Figure 4-102: The assembled winch

The Arm

OK, now I’m kicking you out of the nest to fly on your own! Try creating the arm (see Figure 4-103), without step-by-step instruction, using all the techniques you’ve learned and the following hints and diagrams:

• Create the intricate-looking arm with face extrusions. That’s all you’ll need for the arm geometry. Follow Figure 4-104 for subdivision positions to make the extrusions work correctly.

  

  Figure 4-103: The catapult arm assembly

  

  Figure 4-104: Follow the subdivisions on your model.

• Duplicate and place screw heads around the basket assembly, as shown in Figure 4-105.

  

  Figure 4-105: Place screw heads around the basket arms.

• Create the straps for the basket with poly cubes. It’s easier than it looks. You’ll just need to create and extrude the cubes with enough subdivisions to allow you to bend them to weave them together, as shown in Figure 4-106. The ends of the straps wrap around the arm’s basket with extrusions.

  

  Figure 4-106: Basket straps

• Create the hinge for the arm with a couple of duplicated brackets and a cylinder.
• Create the arm’s stand with multiple extrusions from a cube. Follow the subdivisions in Figure 4-107 for reference.

  

  Figure 4-107: Follow the subdivisions on the arm stand.

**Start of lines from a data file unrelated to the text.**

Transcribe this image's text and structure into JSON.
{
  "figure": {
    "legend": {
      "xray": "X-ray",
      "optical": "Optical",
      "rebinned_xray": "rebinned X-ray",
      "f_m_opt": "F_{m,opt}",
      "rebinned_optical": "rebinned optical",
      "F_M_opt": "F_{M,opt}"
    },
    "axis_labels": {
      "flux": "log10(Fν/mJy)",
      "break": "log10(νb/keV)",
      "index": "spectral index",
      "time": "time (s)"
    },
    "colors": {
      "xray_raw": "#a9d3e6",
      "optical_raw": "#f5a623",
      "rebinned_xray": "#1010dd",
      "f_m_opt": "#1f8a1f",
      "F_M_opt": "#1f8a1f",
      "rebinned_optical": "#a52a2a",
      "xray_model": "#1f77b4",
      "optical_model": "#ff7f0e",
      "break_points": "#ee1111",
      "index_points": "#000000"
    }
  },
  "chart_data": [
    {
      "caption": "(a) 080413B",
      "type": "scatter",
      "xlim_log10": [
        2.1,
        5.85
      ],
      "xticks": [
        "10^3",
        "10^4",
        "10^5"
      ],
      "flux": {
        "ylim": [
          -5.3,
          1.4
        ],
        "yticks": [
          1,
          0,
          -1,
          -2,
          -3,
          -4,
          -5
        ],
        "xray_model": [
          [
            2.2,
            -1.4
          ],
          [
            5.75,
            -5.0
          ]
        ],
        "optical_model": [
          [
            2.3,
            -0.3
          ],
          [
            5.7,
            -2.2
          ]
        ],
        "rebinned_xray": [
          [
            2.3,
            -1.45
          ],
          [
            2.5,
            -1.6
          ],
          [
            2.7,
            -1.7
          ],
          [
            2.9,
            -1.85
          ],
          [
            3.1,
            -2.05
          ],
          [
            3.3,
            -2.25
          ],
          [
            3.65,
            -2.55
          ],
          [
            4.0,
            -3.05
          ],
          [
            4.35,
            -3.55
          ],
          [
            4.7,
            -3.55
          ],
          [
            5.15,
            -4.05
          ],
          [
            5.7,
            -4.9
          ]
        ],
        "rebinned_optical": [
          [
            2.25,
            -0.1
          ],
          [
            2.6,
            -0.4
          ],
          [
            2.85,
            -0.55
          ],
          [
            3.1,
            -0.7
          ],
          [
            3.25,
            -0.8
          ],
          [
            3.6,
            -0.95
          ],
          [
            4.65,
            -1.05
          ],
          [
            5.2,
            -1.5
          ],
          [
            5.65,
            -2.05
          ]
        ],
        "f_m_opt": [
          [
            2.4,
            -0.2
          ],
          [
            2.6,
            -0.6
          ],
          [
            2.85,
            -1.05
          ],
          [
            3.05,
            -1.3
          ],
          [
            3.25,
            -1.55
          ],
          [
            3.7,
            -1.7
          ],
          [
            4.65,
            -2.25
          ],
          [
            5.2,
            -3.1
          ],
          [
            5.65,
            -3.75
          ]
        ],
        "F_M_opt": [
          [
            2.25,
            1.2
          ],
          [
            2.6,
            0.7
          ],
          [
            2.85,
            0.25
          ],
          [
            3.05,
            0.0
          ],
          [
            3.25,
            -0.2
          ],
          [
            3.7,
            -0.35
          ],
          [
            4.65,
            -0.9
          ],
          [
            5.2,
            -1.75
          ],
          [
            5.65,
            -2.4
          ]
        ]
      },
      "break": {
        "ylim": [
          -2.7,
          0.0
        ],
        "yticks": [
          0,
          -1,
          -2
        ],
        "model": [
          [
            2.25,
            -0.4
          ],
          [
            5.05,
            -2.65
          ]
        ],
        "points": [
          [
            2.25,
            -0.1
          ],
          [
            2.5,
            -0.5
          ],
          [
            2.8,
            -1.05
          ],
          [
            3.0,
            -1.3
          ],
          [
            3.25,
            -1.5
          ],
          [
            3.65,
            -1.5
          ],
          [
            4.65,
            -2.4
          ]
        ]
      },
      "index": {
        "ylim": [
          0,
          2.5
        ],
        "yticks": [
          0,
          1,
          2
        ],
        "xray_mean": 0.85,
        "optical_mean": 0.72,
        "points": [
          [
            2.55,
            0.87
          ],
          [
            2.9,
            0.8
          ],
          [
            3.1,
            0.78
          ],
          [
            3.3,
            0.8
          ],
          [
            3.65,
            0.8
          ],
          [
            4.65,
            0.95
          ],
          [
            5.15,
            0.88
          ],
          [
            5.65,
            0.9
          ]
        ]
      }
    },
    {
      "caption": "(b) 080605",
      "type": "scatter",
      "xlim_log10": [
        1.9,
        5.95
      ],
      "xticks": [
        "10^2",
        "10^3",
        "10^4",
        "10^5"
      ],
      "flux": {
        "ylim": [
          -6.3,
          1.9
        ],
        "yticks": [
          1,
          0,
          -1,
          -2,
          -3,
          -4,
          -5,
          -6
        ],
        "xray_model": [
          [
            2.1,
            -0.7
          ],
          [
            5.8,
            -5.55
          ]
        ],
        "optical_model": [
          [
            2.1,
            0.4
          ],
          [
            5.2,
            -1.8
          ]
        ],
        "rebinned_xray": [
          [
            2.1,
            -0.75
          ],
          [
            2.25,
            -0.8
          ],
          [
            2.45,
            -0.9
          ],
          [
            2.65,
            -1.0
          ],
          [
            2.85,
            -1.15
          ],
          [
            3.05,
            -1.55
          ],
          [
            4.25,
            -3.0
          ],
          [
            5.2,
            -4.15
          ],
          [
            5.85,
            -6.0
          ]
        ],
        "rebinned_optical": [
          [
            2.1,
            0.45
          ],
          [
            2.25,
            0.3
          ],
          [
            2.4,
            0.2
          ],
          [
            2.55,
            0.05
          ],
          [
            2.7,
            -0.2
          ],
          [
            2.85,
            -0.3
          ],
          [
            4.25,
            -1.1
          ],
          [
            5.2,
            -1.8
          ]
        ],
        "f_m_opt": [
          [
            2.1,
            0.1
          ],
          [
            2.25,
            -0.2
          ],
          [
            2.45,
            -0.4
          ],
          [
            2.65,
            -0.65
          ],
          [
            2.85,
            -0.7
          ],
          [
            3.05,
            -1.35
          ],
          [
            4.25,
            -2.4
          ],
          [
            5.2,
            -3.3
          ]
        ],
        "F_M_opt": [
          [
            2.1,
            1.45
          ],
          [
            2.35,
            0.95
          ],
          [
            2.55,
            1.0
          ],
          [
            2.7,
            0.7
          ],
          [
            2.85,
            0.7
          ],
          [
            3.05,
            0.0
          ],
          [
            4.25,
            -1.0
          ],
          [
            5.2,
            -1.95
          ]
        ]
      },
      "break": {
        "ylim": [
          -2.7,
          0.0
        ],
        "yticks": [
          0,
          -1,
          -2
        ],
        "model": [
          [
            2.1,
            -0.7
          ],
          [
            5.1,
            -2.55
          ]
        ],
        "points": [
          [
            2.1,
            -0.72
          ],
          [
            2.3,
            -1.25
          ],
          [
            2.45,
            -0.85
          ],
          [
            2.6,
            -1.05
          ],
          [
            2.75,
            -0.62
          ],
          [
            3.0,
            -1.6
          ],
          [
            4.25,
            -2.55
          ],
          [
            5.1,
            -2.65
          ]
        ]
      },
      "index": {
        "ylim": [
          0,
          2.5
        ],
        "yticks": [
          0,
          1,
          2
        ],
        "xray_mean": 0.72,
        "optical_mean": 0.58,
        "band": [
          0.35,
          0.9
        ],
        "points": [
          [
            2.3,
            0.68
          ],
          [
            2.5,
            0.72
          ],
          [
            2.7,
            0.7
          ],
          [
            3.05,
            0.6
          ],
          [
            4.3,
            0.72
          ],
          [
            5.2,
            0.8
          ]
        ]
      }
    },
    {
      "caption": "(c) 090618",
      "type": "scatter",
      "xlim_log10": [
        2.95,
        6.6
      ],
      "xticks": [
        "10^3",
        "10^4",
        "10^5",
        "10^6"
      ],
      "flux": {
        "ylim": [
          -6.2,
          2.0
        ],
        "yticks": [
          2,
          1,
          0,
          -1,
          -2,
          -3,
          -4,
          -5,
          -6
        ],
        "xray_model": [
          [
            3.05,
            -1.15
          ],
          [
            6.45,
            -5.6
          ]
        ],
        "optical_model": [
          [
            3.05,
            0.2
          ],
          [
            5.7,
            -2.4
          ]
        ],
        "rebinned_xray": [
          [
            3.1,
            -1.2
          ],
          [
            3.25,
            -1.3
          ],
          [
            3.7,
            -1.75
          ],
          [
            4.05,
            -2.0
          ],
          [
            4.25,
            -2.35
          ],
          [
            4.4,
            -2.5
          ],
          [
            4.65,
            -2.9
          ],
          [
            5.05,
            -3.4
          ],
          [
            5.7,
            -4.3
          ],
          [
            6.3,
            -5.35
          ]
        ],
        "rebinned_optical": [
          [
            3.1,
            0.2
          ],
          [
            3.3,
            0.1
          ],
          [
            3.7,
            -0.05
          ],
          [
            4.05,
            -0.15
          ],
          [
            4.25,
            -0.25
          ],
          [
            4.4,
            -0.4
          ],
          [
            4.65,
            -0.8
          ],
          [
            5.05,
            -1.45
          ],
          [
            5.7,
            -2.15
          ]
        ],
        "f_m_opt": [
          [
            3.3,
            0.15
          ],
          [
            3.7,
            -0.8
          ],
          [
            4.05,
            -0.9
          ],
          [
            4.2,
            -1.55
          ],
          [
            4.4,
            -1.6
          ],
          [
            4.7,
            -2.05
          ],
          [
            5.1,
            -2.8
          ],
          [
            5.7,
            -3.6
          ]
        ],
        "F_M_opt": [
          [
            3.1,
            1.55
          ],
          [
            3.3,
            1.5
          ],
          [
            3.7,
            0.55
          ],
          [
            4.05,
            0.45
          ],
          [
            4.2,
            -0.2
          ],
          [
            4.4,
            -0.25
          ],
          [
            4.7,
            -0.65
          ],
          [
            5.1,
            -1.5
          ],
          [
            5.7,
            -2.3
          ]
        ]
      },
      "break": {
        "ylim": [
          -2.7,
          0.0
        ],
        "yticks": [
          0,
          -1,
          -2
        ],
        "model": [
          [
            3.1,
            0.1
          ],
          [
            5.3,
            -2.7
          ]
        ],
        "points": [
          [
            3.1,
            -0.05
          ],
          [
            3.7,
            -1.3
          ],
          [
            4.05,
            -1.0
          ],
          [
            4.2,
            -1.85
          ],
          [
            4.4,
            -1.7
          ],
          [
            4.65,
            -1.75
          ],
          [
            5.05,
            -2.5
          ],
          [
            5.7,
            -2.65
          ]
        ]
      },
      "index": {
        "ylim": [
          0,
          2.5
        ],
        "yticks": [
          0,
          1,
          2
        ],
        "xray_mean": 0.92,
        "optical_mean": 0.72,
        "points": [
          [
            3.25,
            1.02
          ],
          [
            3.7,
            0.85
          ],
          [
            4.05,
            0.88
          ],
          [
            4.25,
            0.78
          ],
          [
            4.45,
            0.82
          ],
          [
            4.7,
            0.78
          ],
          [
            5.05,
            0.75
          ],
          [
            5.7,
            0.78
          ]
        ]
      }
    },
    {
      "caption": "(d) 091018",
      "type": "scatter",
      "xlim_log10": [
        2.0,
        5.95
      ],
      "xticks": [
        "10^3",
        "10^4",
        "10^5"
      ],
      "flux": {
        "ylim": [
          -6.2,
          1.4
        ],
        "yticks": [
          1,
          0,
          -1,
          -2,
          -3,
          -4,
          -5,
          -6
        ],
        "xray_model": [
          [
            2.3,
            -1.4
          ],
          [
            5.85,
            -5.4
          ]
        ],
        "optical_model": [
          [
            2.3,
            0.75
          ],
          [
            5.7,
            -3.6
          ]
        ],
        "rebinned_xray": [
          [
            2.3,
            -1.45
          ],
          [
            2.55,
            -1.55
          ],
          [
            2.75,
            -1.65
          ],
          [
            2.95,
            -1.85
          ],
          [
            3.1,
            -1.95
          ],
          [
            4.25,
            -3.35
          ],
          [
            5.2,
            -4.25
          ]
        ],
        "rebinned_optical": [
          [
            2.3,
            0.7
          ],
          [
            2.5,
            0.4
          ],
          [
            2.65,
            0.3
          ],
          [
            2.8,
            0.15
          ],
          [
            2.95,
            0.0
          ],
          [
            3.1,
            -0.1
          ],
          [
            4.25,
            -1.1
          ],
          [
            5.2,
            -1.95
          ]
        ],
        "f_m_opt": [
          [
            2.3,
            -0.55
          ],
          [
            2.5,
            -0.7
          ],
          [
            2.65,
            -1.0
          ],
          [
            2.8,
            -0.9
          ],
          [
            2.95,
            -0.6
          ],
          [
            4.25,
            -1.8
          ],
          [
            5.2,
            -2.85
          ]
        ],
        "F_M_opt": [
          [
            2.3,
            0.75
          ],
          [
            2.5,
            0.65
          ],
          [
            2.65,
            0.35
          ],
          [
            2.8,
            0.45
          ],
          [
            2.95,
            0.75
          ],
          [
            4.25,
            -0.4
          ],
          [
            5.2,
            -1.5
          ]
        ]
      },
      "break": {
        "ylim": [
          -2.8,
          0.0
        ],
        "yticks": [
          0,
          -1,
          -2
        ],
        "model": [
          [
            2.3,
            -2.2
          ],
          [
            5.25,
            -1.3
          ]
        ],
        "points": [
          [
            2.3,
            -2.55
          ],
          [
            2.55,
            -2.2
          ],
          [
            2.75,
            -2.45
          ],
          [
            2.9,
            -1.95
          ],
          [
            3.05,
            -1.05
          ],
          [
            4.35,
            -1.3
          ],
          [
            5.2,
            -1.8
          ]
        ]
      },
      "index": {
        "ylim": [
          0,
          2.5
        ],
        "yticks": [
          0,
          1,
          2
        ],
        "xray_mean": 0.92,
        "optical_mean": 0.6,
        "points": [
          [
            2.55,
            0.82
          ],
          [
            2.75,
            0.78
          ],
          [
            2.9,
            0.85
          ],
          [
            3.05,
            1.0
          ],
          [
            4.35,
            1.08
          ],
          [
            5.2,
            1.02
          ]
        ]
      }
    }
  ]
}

• Bevel the parts you feel could use some nice edging, including the arm and stand pieces.
• Group the objects together and add their groups to the Catapult node.

When you’ve finished, save your scene file and compare it to catapult_v5.mb in the Catapult project from the companion website. Figure 4-108 shows the finished catapult.

Figure 4-108: The completed catapult

Summary

In this chapter, you learned about the basic modeling workflows with Maya and Modeling Toolkit and how best to approach a model. This chapter dealt with polygon modeling and covered several polygon creation and editing tools, as well as several polygon subdivision tools. You put those tools to good use by building a cartoon hand and smoothing it out, as well as making a model of an old-fashioned catapult using traditional Maya workflows as well as new Modeling Toolkit workflows. The latter exercise stressed the importance of putting a model together step-by-step and understanding how elements join together to form a whole in a proper hierarchy. You’ll have a chance to make another model of that kind in Chapter 6, when you create a toy airplane that is used to light and render later in the book.

Complex models become much easier to create when you recognize how to deconstruct them into their base components. You can divide even simple objects into more easily managed segments from which you can create a model.

The art of modeling with polygons is like anything else in Maya: Your technique and workflow will improve with practice and time. It’s less important to know all the tricks of the trade than it is to know how to approach a model and fit it into a wireframe mesh.